Back out front 

The first summer of the Covid 19 pandemic, I started to notice a trend in my suburban Canadian neighbourhood that was mundane, made sense, but nevertheless nagged at me as potentially significant and culturally meaningful. 
 
Because of the deadly coronavirus that sieged the world in 2021, and its rapid spread by way of respiratory droplets, social activity in public spaces like restaurants, movie theatres, and shopping malls was restricted. Stuck at home with limited options for human interaction, people began spending greater time socializing outdoors, specifically in front of their houses, pulling chairs out onto lawns, stringing up fairy lights in garages to make them hospitable to humans not cars, or planting vegetable and pollinating gardens where there once had only been decorative idle grass. 
This Dundas homeowner replaced a portion of her front yard grass with garden boxes and planted a variety of dahlias, a tuber flower that is dug up each fall and replanted in the spring. Passersby have commented that they purposely walk by the house to see the flowers and thank her for adding a little beauty to their day. 

Suburban homes, intended as respites from the everyday grind of work and the “real world,” had become confinements, and in response, we began to spill out front to live and socialize with our fellow humans. 


This shift in behaviour seems like an obvious coping tactic and yet the way we use and define our front yard, that liminal space between a house and the street that is privately held yet publicly exposed, is culturally significant, a kind of anthropological look at the quotidian. The changes that have occurred over the pandemic are part of a meaningful history comprising ideas and theories regarding ownership, status, race, culture and technology. Like so many other aspects of the everyday, social and cultural forces are at work, transforming how we live. Even in our own front yards.  

 

At least in my neighbourhood, this change toward lingering out front was especially conspicuous because our homes, a swath of midcentury modern split levels in Dundas, Ontario, just outside of Hamilton, were not designed architecturally to have a “public facing” life. 

 

The Sherwood Forest and Pleasant Valley neighbourhoods where I live (just their names indicate an aspiration for suburban Shangri-la) were developed over two decades beginning in the early 1960s and attracted a largely white professional class of homeowners – many of whom worked at McMaster University or the McMaster Medical Centre. 

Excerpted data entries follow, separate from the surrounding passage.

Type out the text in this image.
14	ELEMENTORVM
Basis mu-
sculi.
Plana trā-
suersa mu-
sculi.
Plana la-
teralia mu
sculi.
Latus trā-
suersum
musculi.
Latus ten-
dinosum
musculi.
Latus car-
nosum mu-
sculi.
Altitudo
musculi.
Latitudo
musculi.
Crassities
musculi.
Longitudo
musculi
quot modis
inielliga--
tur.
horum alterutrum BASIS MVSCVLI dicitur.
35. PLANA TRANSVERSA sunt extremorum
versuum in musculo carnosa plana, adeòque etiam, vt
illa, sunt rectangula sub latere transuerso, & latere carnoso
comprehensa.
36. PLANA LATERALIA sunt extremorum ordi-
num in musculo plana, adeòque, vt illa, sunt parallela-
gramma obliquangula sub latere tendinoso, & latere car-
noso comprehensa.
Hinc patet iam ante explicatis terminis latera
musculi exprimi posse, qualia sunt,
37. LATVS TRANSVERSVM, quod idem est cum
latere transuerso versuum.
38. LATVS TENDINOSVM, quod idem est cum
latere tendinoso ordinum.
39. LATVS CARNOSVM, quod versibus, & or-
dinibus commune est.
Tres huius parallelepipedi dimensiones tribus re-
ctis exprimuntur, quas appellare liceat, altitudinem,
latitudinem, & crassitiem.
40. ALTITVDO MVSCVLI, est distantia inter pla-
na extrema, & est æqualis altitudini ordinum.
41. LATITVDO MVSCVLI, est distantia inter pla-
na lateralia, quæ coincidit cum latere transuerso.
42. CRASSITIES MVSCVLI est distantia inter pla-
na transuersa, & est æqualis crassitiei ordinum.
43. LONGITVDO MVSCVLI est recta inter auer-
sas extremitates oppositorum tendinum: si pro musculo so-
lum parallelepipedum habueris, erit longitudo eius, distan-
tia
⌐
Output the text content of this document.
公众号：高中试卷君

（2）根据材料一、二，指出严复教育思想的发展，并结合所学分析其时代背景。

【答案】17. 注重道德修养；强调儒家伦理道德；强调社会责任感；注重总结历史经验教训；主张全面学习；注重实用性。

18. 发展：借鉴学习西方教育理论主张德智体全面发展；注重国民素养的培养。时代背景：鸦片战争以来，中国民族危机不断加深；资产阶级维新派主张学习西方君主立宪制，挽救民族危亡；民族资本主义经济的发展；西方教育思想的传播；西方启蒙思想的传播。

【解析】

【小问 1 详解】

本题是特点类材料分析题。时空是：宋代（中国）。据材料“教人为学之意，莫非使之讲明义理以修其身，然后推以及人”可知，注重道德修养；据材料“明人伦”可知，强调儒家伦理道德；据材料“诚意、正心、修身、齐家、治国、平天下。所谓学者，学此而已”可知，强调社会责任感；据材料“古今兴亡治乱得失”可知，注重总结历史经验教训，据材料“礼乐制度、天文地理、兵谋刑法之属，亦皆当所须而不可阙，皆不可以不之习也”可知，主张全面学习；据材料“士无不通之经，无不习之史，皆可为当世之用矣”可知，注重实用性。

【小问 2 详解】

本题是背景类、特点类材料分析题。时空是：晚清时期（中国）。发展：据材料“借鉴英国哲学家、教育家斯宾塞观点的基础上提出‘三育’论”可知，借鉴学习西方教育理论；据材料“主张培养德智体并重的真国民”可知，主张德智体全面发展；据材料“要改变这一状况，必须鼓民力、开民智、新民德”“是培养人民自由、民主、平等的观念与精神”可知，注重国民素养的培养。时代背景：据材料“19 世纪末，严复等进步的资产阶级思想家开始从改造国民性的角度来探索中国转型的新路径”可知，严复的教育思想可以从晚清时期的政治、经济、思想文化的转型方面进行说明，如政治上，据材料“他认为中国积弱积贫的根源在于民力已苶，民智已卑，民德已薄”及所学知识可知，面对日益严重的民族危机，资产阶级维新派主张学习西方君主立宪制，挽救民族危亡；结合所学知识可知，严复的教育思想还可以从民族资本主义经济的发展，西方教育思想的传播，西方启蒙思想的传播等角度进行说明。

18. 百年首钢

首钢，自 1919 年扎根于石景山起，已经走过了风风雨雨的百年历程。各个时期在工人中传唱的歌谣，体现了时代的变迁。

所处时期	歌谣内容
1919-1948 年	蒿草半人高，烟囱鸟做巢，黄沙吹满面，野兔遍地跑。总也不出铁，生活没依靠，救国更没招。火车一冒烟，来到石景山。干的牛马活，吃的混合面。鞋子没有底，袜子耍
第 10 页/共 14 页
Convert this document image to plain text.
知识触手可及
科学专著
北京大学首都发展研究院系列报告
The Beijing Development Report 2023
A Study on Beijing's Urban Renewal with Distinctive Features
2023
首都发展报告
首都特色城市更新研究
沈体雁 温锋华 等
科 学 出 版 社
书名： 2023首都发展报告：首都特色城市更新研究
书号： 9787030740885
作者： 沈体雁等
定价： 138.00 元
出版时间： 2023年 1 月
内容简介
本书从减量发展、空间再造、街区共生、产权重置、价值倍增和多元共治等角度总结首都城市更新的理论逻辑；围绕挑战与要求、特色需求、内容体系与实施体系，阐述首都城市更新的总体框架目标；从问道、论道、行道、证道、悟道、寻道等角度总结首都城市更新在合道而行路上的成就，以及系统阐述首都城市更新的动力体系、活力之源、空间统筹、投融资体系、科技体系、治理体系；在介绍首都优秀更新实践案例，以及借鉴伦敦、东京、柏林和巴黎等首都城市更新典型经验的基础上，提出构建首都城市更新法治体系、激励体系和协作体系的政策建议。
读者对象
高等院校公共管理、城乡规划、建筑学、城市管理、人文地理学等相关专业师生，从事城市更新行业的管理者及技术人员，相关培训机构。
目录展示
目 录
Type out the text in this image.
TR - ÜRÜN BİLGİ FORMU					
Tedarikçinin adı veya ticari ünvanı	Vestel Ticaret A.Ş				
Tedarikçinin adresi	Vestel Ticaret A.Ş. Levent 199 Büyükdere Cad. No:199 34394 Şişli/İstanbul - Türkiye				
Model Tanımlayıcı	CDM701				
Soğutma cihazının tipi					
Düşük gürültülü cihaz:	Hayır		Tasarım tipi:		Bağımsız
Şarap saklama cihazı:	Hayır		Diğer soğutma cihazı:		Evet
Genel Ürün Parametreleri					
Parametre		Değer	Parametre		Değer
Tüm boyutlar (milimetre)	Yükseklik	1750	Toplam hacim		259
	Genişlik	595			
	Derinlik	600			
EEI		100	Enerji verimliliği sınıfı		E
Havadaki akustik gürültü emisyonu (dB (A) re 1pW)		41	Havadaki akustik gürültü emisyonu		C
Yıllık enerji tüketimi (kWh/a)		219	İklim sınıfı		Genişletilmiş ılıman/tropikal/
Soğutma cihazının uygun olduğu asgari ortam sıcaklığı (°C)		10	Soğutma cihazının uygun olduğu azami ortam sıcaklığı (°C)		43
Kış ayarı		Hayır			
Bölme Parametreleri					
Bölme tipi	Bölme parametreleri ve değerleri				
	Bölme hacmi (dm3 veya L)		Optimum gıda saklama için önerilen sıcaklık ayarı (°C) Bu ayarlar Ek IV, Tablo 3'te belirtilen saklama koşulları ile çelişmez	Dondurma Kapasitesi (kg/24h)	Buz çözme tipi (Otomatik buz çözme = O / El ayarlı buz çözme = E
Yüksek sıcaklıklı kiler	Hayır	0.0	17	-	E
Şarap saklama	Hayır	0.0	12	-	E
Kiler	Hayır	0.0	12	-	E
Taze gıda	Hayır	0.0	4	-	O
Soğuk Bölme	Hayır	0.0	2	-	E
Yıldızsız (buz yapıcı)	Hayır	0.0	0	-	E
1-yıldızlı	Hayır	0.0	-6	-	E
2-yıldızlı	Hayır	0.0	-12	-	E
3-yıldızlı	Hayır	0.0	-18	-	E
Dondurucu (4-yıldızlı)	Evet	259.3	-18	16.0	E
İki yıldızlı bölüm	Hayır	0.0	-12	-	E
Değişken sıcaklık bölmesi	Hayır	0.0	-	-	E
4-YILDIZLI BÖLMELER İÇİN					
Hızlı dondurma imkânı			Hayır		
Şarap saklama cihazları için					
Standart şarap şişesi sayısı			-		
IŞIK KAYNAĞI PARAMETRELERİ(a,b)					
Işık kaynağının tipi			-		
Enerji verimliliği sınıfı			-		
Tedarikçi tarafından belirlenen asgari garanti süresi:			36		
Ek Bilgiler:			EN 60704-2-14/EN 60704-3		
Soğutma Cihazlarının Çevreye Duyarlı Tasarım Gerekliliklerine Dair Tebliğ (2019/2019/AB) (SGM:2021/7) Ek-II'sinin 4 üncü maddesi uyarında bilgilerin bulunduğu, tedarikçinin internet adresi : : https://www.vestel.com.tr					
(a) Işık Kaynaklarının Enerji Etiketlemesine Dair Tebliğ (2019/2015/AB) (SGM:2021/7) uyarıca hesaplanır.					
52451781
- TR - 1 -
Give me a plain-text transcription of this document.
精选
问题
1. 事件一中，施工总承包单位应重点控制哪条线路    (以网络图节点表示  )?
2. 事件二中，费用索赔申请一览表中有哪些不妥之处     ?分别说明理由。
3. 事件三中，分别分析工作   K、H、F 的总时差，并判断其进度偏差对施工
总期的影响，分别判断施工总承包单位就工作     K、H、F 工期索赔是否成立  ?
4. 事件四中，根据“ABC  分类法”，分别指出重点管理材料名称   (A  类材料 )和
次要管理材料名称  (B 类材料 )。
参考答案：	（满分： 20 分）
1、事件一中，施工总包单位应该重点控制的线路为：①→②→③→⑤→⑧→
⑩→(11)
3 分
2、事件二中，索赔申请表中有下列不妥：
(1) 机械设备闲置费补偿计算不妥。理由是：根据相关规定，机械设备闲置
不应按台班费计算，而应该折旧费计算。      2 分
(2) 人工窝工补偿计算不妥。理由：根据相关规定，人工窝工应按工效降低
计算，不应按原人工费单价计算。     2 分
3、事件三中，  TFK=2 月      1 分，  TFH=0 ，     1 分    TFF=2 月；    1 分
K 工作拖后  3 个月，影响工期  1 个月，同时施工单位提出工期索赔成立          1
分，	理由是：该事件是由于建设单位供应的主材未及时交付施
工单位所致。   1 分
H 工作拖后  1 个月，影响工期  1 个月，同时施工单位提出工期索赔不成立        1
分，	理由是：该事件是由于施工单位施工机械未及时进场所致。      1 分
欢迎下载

Early houses on Robinhood and Little John roads in Dundas, Ontario.
Early houses of the Sherwood Forest neighbourhood, 1963, Dundas, Ontario.
These suburban houses were built at a time when creature comforts like air conditioning and television were widely available to the middle and upper classes that lived in them. The homes were designed with a focus on the interiors and oriented toward the nature out back. The front yards were mostly decorative and idle. Aerial photograph from McMaster Library

At the time they were built, these houses generally lacked the kind of architectural features, like a front porch, that encouraged interplay between the public space of the street and the homeowner’s private space. They functioned as “cocoons” for living away from the busy, commercial, more diverse urban downtown. Up until the early 20th century, the traditional front porch had been a steadfast feature of many Hamilton, Dundas and Ancaster homes but began to disappear when the automobile mandated that garages occupy a large part of the residential footprint and outside air became polluted with exhaust fumes, making lingering outdoors less appealing. 


In addition to the large garages that adorned newly configured homes, air conditioning — which was an increasingly popular domestic comfort — eliminated the need to get outside on hot summer days to enjoy cooler temps on a shaded porch or veranda. Factors such as these led to fewer front porches included in the architectural plans of suburban homes and turned to privilege car space, most notably garages and carports, over social space at the front of the home.  

 

Throw in the lure of television, which was becoming a common, even dominant, household feature in 1960s households, and we can see why domestic life turned inward, away from public interaction, and residential architectural design followed suit. 


However, fast-forward to March 2021: Covid hits and people are forced to hunker down in their houses. As the pandemic progresses and socializing with others eventually becomes justifiable and, frankly, necessary for mental health, outside becomes the gathering spot of choice. In neighbourhoods like mine, where porches were non-existent, people adapted and created their own public-facing settings, thereby putting to use previously dormant parts of their properties. These different, more pragmatic uses for the front yard seem to indicate a new, long-lasting attitude towards this space. I see my neighbours tearing up turf, planting edible and pollinating gardens, creating sitting areas, and putting in Little Libraries or other community-minded resources in front of their houses. One resident has even offered up a portion of their property as a community garden and host weekly permaculture lessons. 


Throughout this site, I will explore other aspects and histories of the front yard, how it has encouraged or discouraged a sense of community, how it has evolved into much more than just a tidy plot of manicured grass, and what this all says about us as a society.  


Many Dundas homeowners are opting for a grass-free front yard full of pollinating plants.